Data from a new report from the Canadian Council for Agricultural Human Resources (CAHRC) shows that farmers in the Canadian agricultural industry have lost $ 2.9 billion in sales due to unfilled vacancies. This is an increase of $ 1.5 billion since 2014.
The labor market forecast to 2029 also shows that 46% of producers who reported vacancies delayed or outright canceled the idea of expanding their operations, which in turn, many reported extreme stress for them- themselves and their workers. According to a press release, nearly 90 percent of producers whose jobs are unfilled identified stress and excessive hours due to the inability to find the workers they needed.

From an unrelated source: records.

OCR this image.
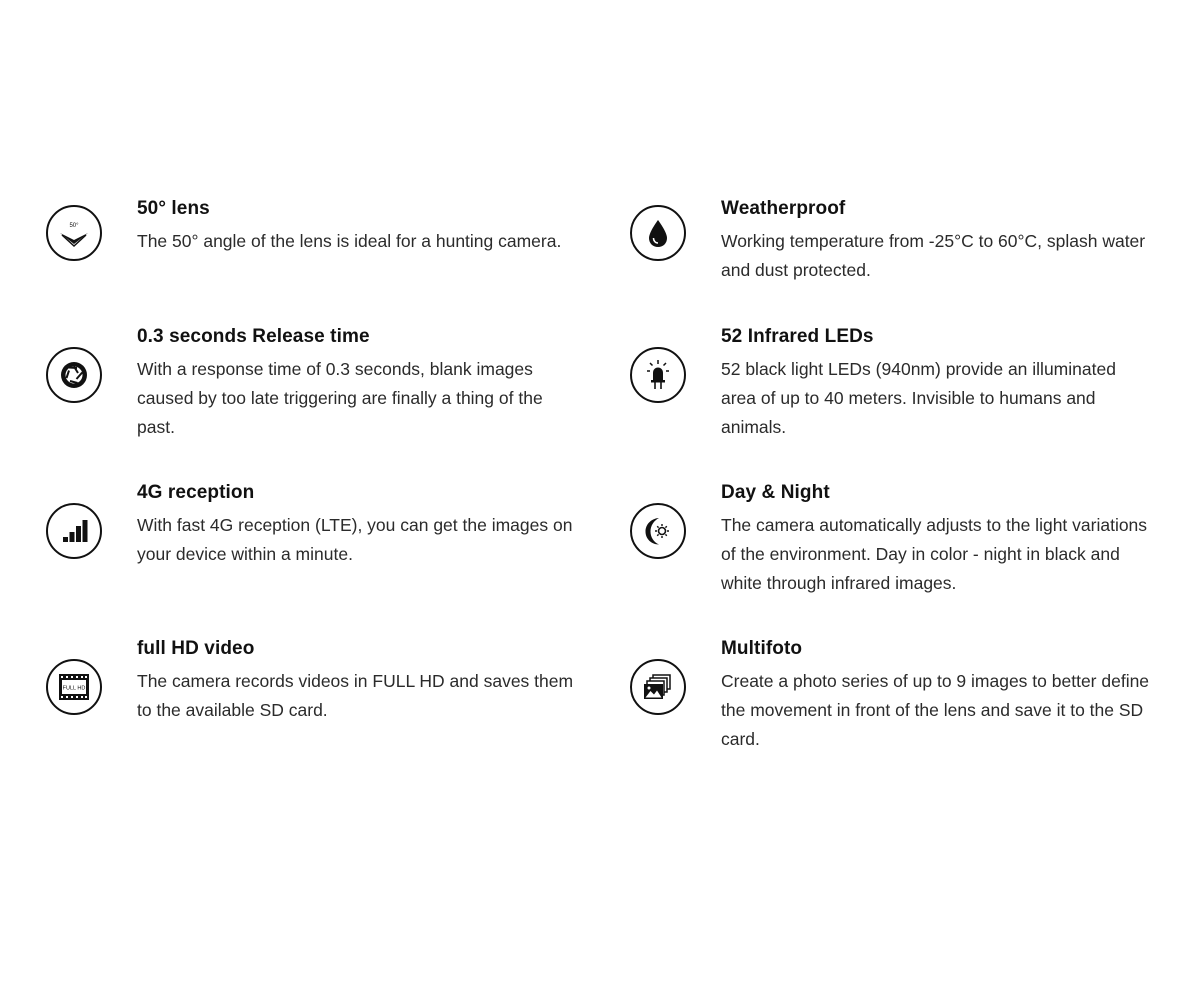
50°
50° lens

The 50° angle of the lens is ideal for a hunting camera.

Weatherproof

Working temperature from -25°C to 60°C, splash water and dust protected.

0.3 seconds Release time

With a response time of 0.3 seconds, blank images caused by too late triggering are finally a thing of the past.

52 Infrared LEDs

52 black light LEDs (940nm) provide an illuminated area of up to 40 meters. Invisible to humans and animals.

4G reception

With fast 4G reception (LTE), you can get the images on your device within a minute.

Day & Night

The camera automatically adjusts to the light variations of the environment. Day in color - night in black and white through infrared images.

FULL HD
full HD video

The camera records videos in FULL HD and saves them to the available SD card.

Multifoto

Create a photo series of up to 9 images to better define the movement in front of the lens and save it to the SD card.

“Labor shortages in Canadian agriculture can only be addressed by taking decisive action,” says Portia MacDonald-Dewhirst, CAHRC Executive Director. “By working together, we can find meaningful and creative solutions to increase the labor supply and improve the skills of the sector’s workforce for the continued success and growth of agriculture through Canada.
Key findings of the report include that the total number of job vacancies in agriculture increased from 26,400 to 16,500, largely due to the adoption of technology, and an increase in the number of international workers who work in jobs where no Canadians are found.
Vacancy rates in agriculture remain higher than in any other sector in the country, at 5.4 percent, down from 2014, when the rate was 7 percent. Currently, the national average is 2.9 percent.
To address the labor shortage, CAHRC has identified and developed agriculture-specific human resources (HR) tools designed to help modern farms manage their workforce. The organizations also offer agricultural skills training programs, online and in person through the Agri HR Toolkit, which is a guide to help businesses with HR needs involving a temporary foreign worker.
Over the next few weeks, a series of 22 reports containing labor market forecasts for each province and major agricultural commodity will be released.
Agriculture labor market research has been validated by industry consultations across Canada with 1,900 farm business owners, employees and farm organizations, according to a press release. stakeholders. Research on labor market forecasts was funded in part by the Government of Canada’s Sectoral Initiatives Program.